Table 3 Enzyme leached out (%) at various incubation temperatures/times from immobilized SA-based (A8, A9), and CH-based (C6, C8) hydrogel samples.

The results of the reusability study demonstrated that immobilization of PersiXyn9 on the hydrogel supports could provide the reuse opportunity for the enzyme. However, a decline in enzyme activities was observed in continuous reuse cycles, which could be related to the leaching of noncovalent enzyme bindings during the incubation/washing process and distortion of protein conformation. As expected, enzyme reusability declined more in the immobilized enzyme on CH-based hydrogels than in the SA-based samples (Fig. 8). Interestingly, PersiXyn9/A9 sample could tolerate a loss of its activity during the reuse cycle better than PersiXyn9/A8. While PersiXyn9/A9 displayed 58.7% activity after twelve continuous reuse cycles, the PersiXyn9/A8, PersiXyn9/C8, and PersiXyn9/C6 retained 37.1, 11.2, and 8.5% of their initial activity at similar recovery runs, respectively.

Figure 8
figure 8

Reusability of the immobilized PersiXyn9 on the selected hydrogel supports.

Conclusion

Sodium alginate- and chitosan-based hydrogels and their reinforced nanocomposites with GO have been synthesized and utilized as carriers to immobilize a model metagenomic-derived xylanase (PersiXyn9). The polysaccharide backbone of the hydrogels could control the micro-structure and net charge of the samples. Moreover, the addition of GO nano-filler not only led to significant changes in their morphology and architecture but also resulted in a decrease in their water absorption capacities. Ζ-potential values of the hydrogels were dominantly changed by the type and charge of the biopolymer.
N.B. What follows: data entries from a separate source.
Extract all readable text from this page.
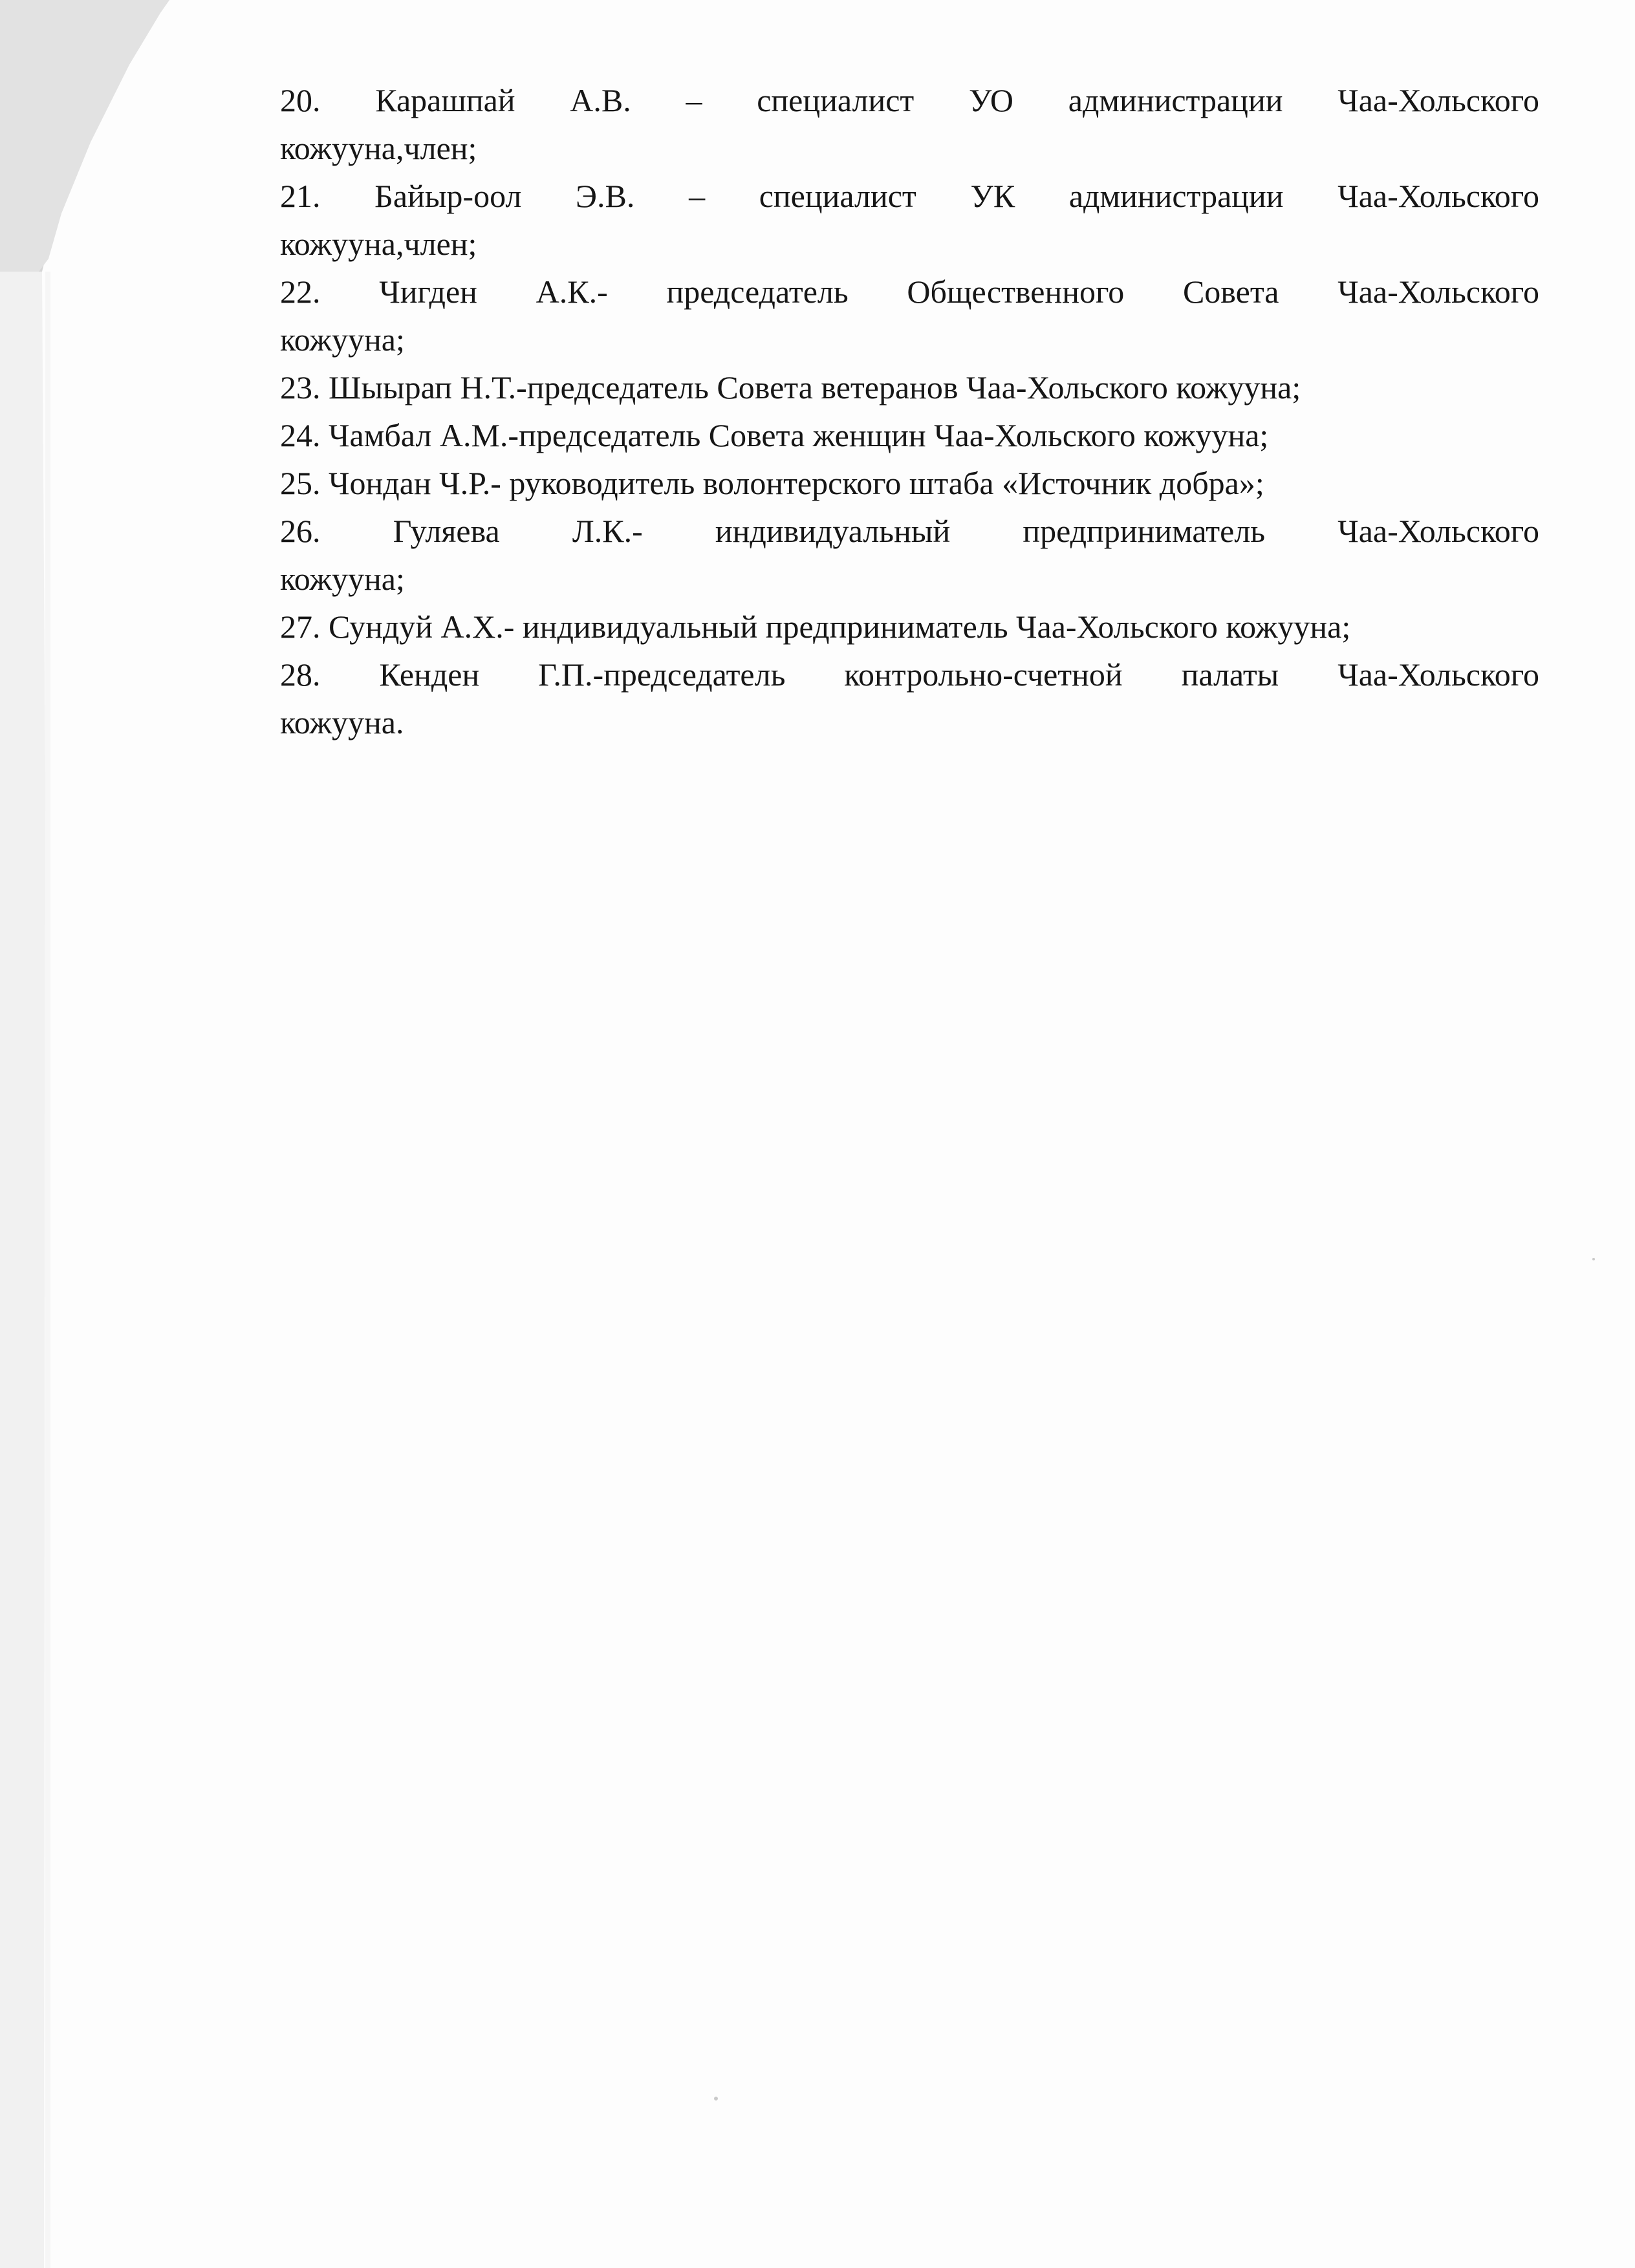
20. Карашпай А.В. – специалист УО администрации Чаа-Хольского
кожууна,член;
21. Байыр-оол Э.В. – специалист УК администрации Чаа-Хольского
кожууна,член;
22. Чигден А.К.- председатель Общественного Совета Чаа-Хольского
кожууна;
23. Шыырап Н.Т.-председатель Совета ветеранов Чаа-Хольского кожууна;
24. Чамбал А.М.-председатель Совета женщин Чаа-Хольского кожууна;
25. Чондан Ч.Р.- руководитель волонтерского штаба «Источник добра»;
26. Гуляева Л.К.- индивидуальный предприниматель Чаа-Хольского
кожууна;
27. Сундуй А.Х.- индивидуальный предприниматель Чаа-Хольского кожууна;
28. Кенден Г.П.-председатель контрольно-счетной палаты Чаа-Хольского
кожууна.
Although, the existence of GO nano-filler induced negative charges to the polymer matrixes due to its oxygenated functionalities. A comparative study of utilizing such different hydrogels as a carrier in the enzyme immobilization proved that the bio-polymer backbone had a pronounced effect on the efficiency of the samples in conjugation with enzymes. The immobilization of PersiXyn9 on all hydrogel carriers resulted in an improvement in its thermal/storage stability, along with its catalytic activity and reusability. However, the best performance has been observed for GO/SA-g-poly(AAm-co-GMA) sample. This indicated better stabilizing interactions between PersiXyn9 and SA-based hydrogel rather than CH-based samples, which confirmed the key role of electrostatic attractions between the hydrogel network and the enzyme in such physical immobilized assemblies. These findings may broaden the knowledge about relationships between the compositions of the hydrogels and their effects on the immobilized enzymes. Hence, it could be valuable in the design and development of novel and effective bio-based hydrogels for the successful engineering of optimal immobilized enzymes.